Chairwoman, Palm Coast Beautification and Environmental Advisory Board
+ Government construction projects are too secretive
Why are our county and city construction sites military secrets? Our county and city building departments could post a weekly listing in our newspapers with the new, pending, and signed contracts as well as clients’ and contractors’ names, addresses and contact numbers.
I have tried researching the websites for the above information to no avail.
I would like to see construction sites, prior to site clearing, have a minimum 4-by-4-foot sign listing the general and subcontractors with names, addresses and telephone numbers. County and city residents with members of their families who are unemployed construction workers would be able to apply for a job.
I would like to quote what City Manager Jim Landon wrote in our local newspapers a while back: “For people interested in building their home in Palm Coast, contact the Home Builders Association for a contractor.” There are many qualified general and subcontractors in the Palm Coast Yellow Pages who do not belong to any association.
I have not read or heard any response from the HBA regarding the construction of commercial, medical, industrial and other projects awarded to out-of-county general and subcontractors. Has the HBA had any meetings with our county and city officials regarding out-of-county contractors employing local contractors and tradesmen/women?
Are the HBA members home builders only? If not, would they be breaking any law or ordinance, if they and the local contractors publicly protested the project sites that do not employ local contractors and tradesmen/women?

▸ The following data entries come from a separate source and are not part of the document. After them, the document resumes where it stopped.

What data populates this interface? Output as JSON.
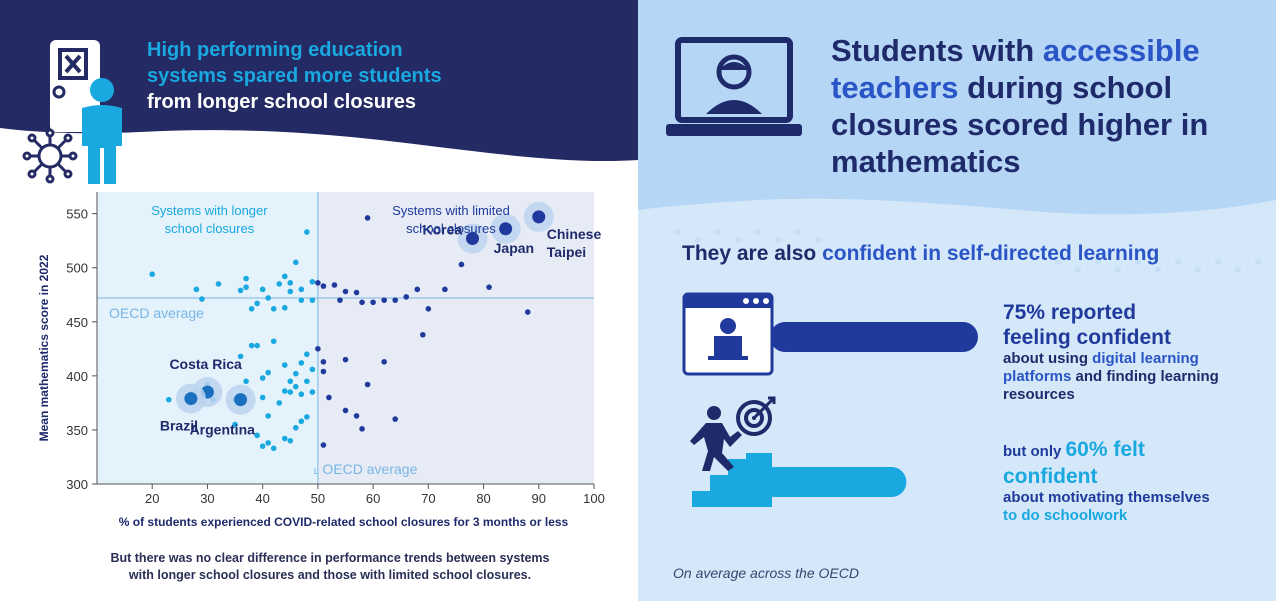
{
  "left": {
    "title_line1": "High performing education",
    "title_line2": "systems spared more students",
    "title_line3": "from longer school closures",
    "footnote_line1": "But there was no clear difference in performance trends between systems",
    "footnote_line2": "with longer school closures and those with limited school closures."
  },
  "right": {
    "title_pre": "Students with ",
    "title_hl": "accessible teachers",
    "title_post": " during school closures scored higher in mathematics",
    "subtitle_pre": "They are also ",
    "subtitle_hl": "confident in self-directed learning",
    "stat1_big_line1": "75% reported",
    "stat1_big_line2": "feeling confident",
    "stat1_small_pre": "about using ",
    "stat1_small_hl": "digital learning platforms",
    "stat1_small_post": " and finding learning resources",
    "stat1_value": 75,
    "stat2_lead": "but only ",
    "stat2_big_a": "60% felt",
    "stat2_big_b": "confident",
    "stat2_small_pre": "about ",
    "stat2_small_hl": "motivating themselves",
    "stat2_small_post": "to do schoolwork",
    "stat2_value": 60,
    "note": "On average across the OECD"
  },
  "colors": {
    "navy": "#1f2a6b",
    "cyan": "#19a8e0",
    "blue": "#1f3a9c",
    "light_panel": "#cfe4f8",
    "left_region": "#e3f2fb",
    "right_region": "#e6ebf5"
  },
  "icons": [
    "exam-paper-icon",
    "student-icon",
    "virus-icon",
    "laptop-teacher-icon",
    "browser-student-icon",
    "climbing-stairs-icon",
    "target-icon"
  ],
  "chart_data": {
    "type": "scatter",
    "xlabel": "% of students experienced COVID-related school closures for 3 months or less",
    "ylabel": "Mean mathematics score in 2022",
    "xlim": [
      10,
      100
    ],
    "ylim": [
      300,
      570
    ],
    "xticks": [
      20,
      30,
      40,
      50,
      60,
      70,
      80,
      90,
      100
    ],
    "yticks": [
      300,
      350,
      400,
      450,
      500,
      550
    ],
    "oecd_average_x": 50,
    "oecd_average_y": 472,
    "oecd_average_label": "OECD average",
    "region_left_label_line1": "Systems with longer",
    "region_left_label_line2": "school closures",
    "region_right_label_line1": "Systems with limited",
    "region_right_label_line2": "school closures",
    "legend": "none",
    "grid": false,
    "series": [
      {
        "group": "longer",
        "color": "#19a8e0",
        "points": [
          [
            20,
            494
          ],
          [
            28,
            480
          ],
          [
            29,
            471
          ],
          [
            32,
            485
          ],
          [
            36,
            479
          ],
          [
            37,
            490
          ],
          [
            37,
            482
          ],
          [
            38,
            462
          ],
          [
            39,
            467
          ],
          [
            40,
            480
          ],
          [
            41,
            472
          ],
          [
            42,
            462
          ],
          [
            43,
            485
          ],
          [
            44,
            492
          ],
          [
            45,
            486
          ],
          [
            46,
            505
          ],
          [
            44,
            463
          ],
          [
            45,
            478
          ],
          [
            47,
            470
          ],
          [
            48,
            533
          ],
          [
            47,
            480
          ],
          [
            49,
            487
          ],
          [
            49,
            470
          ],
          [
            38,
            428
          ],
          [
            36,
            418
          ],
          [
            39,
            428
          ],
          [
            40,
            398
          ],
          [
            41,
            403
          ],
          [
            42,
            432
          ],
          [
            44,
            410
          ],
          [
            46,
            402
          ],
          [
            47,
            412
          ],
          [
            48,
            420
          ],
          [
            48,
            395
          ],
          [
            49,
            406
          ],
          [
            44,
            386
          ],
          [
            40,
            380
          ],
          [
            41,
            363
          ],
          [
            43,
            375
          ],
          [
            45,
            385
          ],
          [
            46,
            390
          ],
          [
            47,
            383
          ],
          [
            49,
            385
          ],
          [
            23,
            378
          ],
          [
            27,
            383
          ],
          [
            30,
            392
          ],
          [
            35,
            378
          ],
          [
            35,
            355
          ],
          [
            39,
            345
          ],
          [
            41,
            338
          ],
          [
            42,
            333
          ],
          [
            44,
            342
          ],
          [
            45,
            340
          ],
          [
            46,
            352
          ],
          [
            47,
            358
          ],
          [
            48,
            362
          ],
          [
            40,
            335
          ],
          [
            31,
            378
          ],
          [
            45,
            395
          ],
          [
            37,
            395
          ]
        ]
      },
      {
        "group": "limited",
        "color": "#1f3a9c",
        "points": [
          [
            50,
            486
          ],
          [
            51,
            483
          ],
          [
            53,
            484
          ],
          [
            55,
            478
          ],
          [
            54,
            470
          ],
          [
            57,
            477
          ],
          [
            58,
            468
          ],
          [
            60,
            468
          ],
          [
            62,
            470
          ],
          [
            64,
            470
          ],
          [
            66,
            473
          ],
          [
            68,
            480
          ],
          [
            70,
            462
          ],
          [
            73,
            480
          ],
          [
            76,
            503
          ],
          [
            81,
            482
          ],
          [
            88,
            459
          ],
          [
            59,
            546
          ],
          [
            51,
            413
          ],
          [
            51,
            404
          ],
          [
            50,
            425
          ],
          [
            51,
            336
          ],
          [
            52,
            380
          ],
          [
            55,
            368
          ],
          [
            57,
            363
          ],
          [
            58,
            351
          ],
          [
            59,
            392
          ],
          [
            62,
            413
          ],
          [
            64,
            360
          ],
          [
            55,
            415
          ],
          [
            69,
            438
          ]
        ]
      }
    ],
    "highlighted": [
      {
        "label": "Korea",
        "x": 78,
        "y": 527
      },
      {
        "label": "Japan",
        "x": 84,
        "y": 536
      },
      {
        "label": "Chinese Taipei",
        "label_line1": "Chinese",
        "label_line2": "Taipei",
        "x": 90,
        "y": 547
      },
      {
        "label": "Costa Rica",
        "x": 30,
        "y": 385
      },
      {
        "label": "Brazil",
        "x": 27,
        "y": 379
      },
      {
        "label": "Argentina",
        "x": 36,
        "y": 378
      }
    ]
  }
}
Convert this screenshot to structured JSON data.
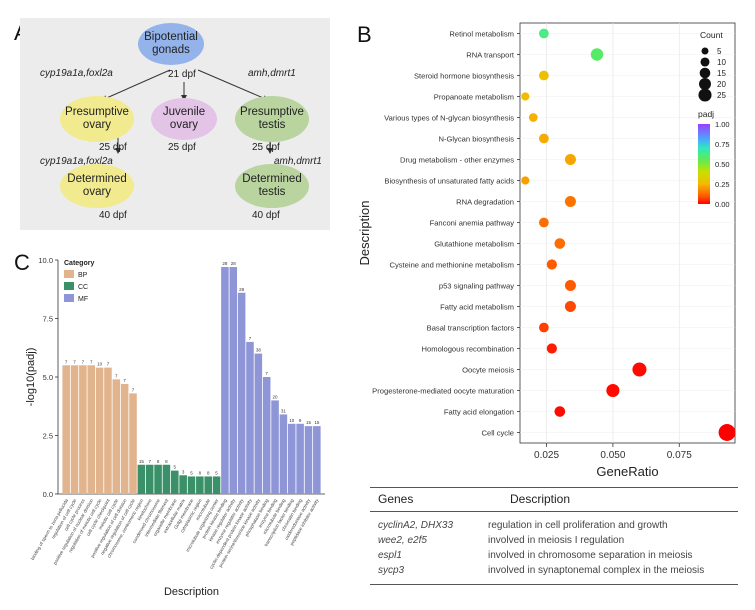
{
  "panels": {
    "a": "A",
    "b": "B",
    "c": "C"
  },
  "panel_a": {
    "nodes": {
      "bipotential": "Bipotential\ngonads",
      "pres_ovary": "Presumptive\novary",
      "juvenile": "Juvenile\novary",
      "pres_testis": "Presumptive\ntestis",
      "det_ovary": "Determined\novary",
      "det_testis": "Determined\ntestis"
    },
    "labels": {
      "dpf21": "21 dpf",
      "dpf25a": "25 dpf",
      "dpf25b": "25 dpf",
      "dpf25c": "25 dpf",
      "dpf40a": "40 dpf",
      "dpf40b": "40 dpf",
      "gene_left_top": "cyp19a1a,foxl2a",
      "gene_right_top": "amh,dmrt1",
      "gene_left_bottom": "cyp19a1a,foxl2a",
      "gene_right_bottom": "amh,dmrt1"
    },
    "colors": {
      "bipotential": "#93b3ea",
      "ovary": "#f2ea8f",
      "juvenile": "#e3c3e6",
      "testis": "#b9d49e",
      "background": "#ececec"
    }
  },
  "panel_b": {
    "xlabel": "GeneRatio",
    "ylabel": "Description",
    "xticks": [
      "0.025",
      "0.050",
      "0.075"
    ],
    "count_legend_title": "Count",
    "count_legend_values": [
      "5",
      "10",
      "15",
      "20",
      "25"
    ],
    "padj_legend_title": "padj",
    "padj_ticks": [
      "1.00",
      "0.75",
      "0.50",
      "0.25",
      "0.00"
    ]
  },
  "chart_data": [
    {
      "type": "scatter",
      "xlabel": "GeneRatio",
      "ylabel": "Description",
      "xlim": [
        0.015,
        0.096
      ],
      "points": [
        {
          "term": "Retinol metabolism",
          "x": 0.024,
          "count": 8,
          "padj": 0.62
        },
        {
          "term": "RNA transport",
          "x": 0.044,
          "count": 15,
          "padj": 0.58
        },
        {
          "term": "Steroid hormone biosynthesis",
          "x": 0.024,
          "count": 8,
          "padj": 0.28
        },
        {
          "term": "Propanoate metabolism",
          "x": 0.017,
          "count": 5,
          "padj": 0.26
        },
        {
          "term": "Various types of N-glycan biosynthesis",
          "x": 0.02,
          "count": 6,
          "padj": 0.24
        },
        {
          "term": "N-Glycan biosynthesis",
          "x": 0.024,
          "count": 8,
          "padj": 0.23
        },
        {
          "term": "Drug metabolism - other enzymes",
          "x": 0.034,
          "count": 11,
          "padj": 0.22
        },
        {
          "term": "Biosynthesis of unsaturated fatty acids",
          "x": 0.017,
          "count": 5,
          "padj": 0.21
        },
        {
          "term": "RNA degradation",
          "x": 0.034,
          "count": 11,
          "padj": 0.14
        },
        {
          "term": "Fanconi anemia pathway",
          "x": 0.024,
          "count": 8,
          "padj": 0.13
        },
        {
          "term": "Glutathione metabolism",
          "x": 0.03,
          "count": 10,
          "padj": 0.13
        },
        {
          "term": "Cysteine and methionine metabolism",
          "x": 0.027,
          "count": 9,
          "padj": 0.1
        },
        {
          "term": "p53 signaling pathway",
          "x": 0.034,
          "count": 11,
          "padj": 0.1
        },
        {
          "term": "Fatty acid metabolism",
          "x": 0.034,
          "count": 11,
          "padj": 0.08
        },
        {
          "term": "Basal transcription factors",
          "x": 0.024,
          "count": 8,
          "padj": 0.07
        },
        {
          "term": "Homologous recombination",
          "x": 0.027,
          "count": 9,
          "padj": 0.03
        },
        {
          "term": "Oocyte meiosis",
          "x": 0.06,
          "count": 20,
          "padj": 0.01
        },
        {
          "term": "Progesterone-mediated oocyte maturation",
          "x": 0.05,
          "count": 17,
          "padj": 0.01
        },
        {
          "term": "Fatty acid elongation",
          "x": 0.03,
          "count": 10,
          "padj": 0.01
        },
        {
          "term": "Cell cycle",
          "x": 0.093,
          "count": 31,
          "padj": 0.0
        }
      ]
    },
    {
      "type": "bar",
      "ylabel": "-log10(padj)",
      "xlabel": "Description",
      "ylim": [
        0,
        10
      ],
      "yticks": [
        "0.0",
        "2.5",
        "5.0",
        "7.5",
        "10.0"
      ],
      "legend_title": "Category",
      "series": [
        {
          "name": "BP",
          "color": "#e2b48e",
          "categories": [
            "binding of sperm to zona pellucida",
            "regulation of cell cycle",
            "cell cycle process",
            "positive regulation of nuclear division",
            "regulation of meiotic cell cycle",
            "cell cycle checkpoint",
            "meiotic cell cycle",
            "positive regulation of cell division",
            "negative regulation of cell cycle"
          ],
          "values": [
            5.5,
            5.5,
            5.5,
            5.5,
            5.4,
            5.4,
            4.9,
            4.7,
            4.3
          ],
          "labels": [
            "7",
            "7",
            "7",
            "7",
            "10",
            "7",
            "7",
            "7",
            "7"
          ]
        },
        {
          "name": "CC",
          "color": "#3a9068",
          "categories": [
            "chromosome, centromeric region",
            "kinetochore",
            "condensed chromosome",
            "intermediate filament",
            "organelle membrane",
            "extracellular matrix",
            "Golgi membrane",
            "cytoplasmic region",
            "microtubule",
            "microtubule organizing center"
          ],
          "values": [
            1.25,
            1.25,
            1.25,
            1.25,
            1.0,
            0.8,
            0.75,
            0.75,
            0.75,
            0.75
          ],
          "labels": [
            "15",
            "7",
            "8",
            "8",
            "5",
            "3",
            "5",
            "8",
            "8",
            "5"
          ]
        },
        {
          "name": "MF",
          "color": "#8f96d8",
          "categories": [
            "protein kinase binding",
            "kinase regulator activity",
            "enzyme regulator activity",
            "cyclin-dependent protein kinase activity",
            "protein serine/threonine kinase activity",
            "phosphatase binding",
            "enzyme binding",
            "microtubule binding",
            "transcription factor binding",
            "chromatin binding",
            "oxidoreductase activity",
            "peptidase inhibitor activity"
          ],
          "values": [
            9.7,
            9.7,
            8.6,
            6.5,
            6.0,
            5.0,
            4.0,
            3.4,
            3.0,
            3.0,
            2.9,
            2.9
          ],
          "labels": [
            "28",
            "28",
            "28",
            "7",
            "38",
            "7",
            "20",
            "31",
            "10",
            "9",
            "15",
            "15"
          ]
        }
      ]
    }
  ],
  "table": {
    "headers": [
      "Genes",
      "Description"
    ],
    "rows": [
      {
        "genes": "cyclinA2, DHX33",
        "description": "regulation in cell proliferation and growth"
      },
      {
        "genes": "wee2,  e2f5",
        "description": "involved in meiosis I regulation"
      },
      {
        "genes": "espl1",
        "description": "involved in chromosome separation in meiosis"
      },
      {
        "genes": "sycp3",
        "description": "involved in synaptonemal complex in the meiosis"
      }
    ]
  }
}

+ Let’s review the state rules: Walk with traffic; bike against
In light of the recent accidents in Flagler County involving pedestrians and bicyclists, perhaps the U.S. Department of Transportation Rules of the Road should be reviewed.
Pedestrians walking on a street without a sidewalk should walk facing traffic, giving the pedestrian and the motorist an opportunity to see each other. Bicyclists, on the other hand, should travel with the flow of traffic.
Being alert to conditions, wearing light-colored clothing and following these rules should make both activities safer for all.
Mary Ann Clark
DO RED LIGHT CAMERAS MAKE US SAFER?
+ Punishment does not fit the crime with red-light cameras
The City Council has before it the renewal of the red-light camera contract. I want to voice my opposition to this program on practical grounds — the potential for huge losses in lawsuits. Reportedly, Hallandale Beach has agreed to a $375,000 settlement with a law company that is also suing Palm Coast (Attorney Jason Weisser).
Mayor Netts says that he believes the cameras improve driver behavior. Is there any evidence of that? Does the City Council have any statistics to show that the red-light cameras have reduced accidents? Or is this whole red-light camera program just another way for the city to generate a revenue stream to help fund the costly projects of which this City Council seems so fond?
The amount of the fine seems inordinately high, also: $158, doubling to $254 in 60 days? The penalty does not seem to fit the crime, especially in this bad economy.
I personally have seen modification of driver behavior where a scared driver slammed on her brakes when a light turned yellow, almost causing a rear-end slammer.
(Just to be clear, neither I nor any of my family have been fined under this system.)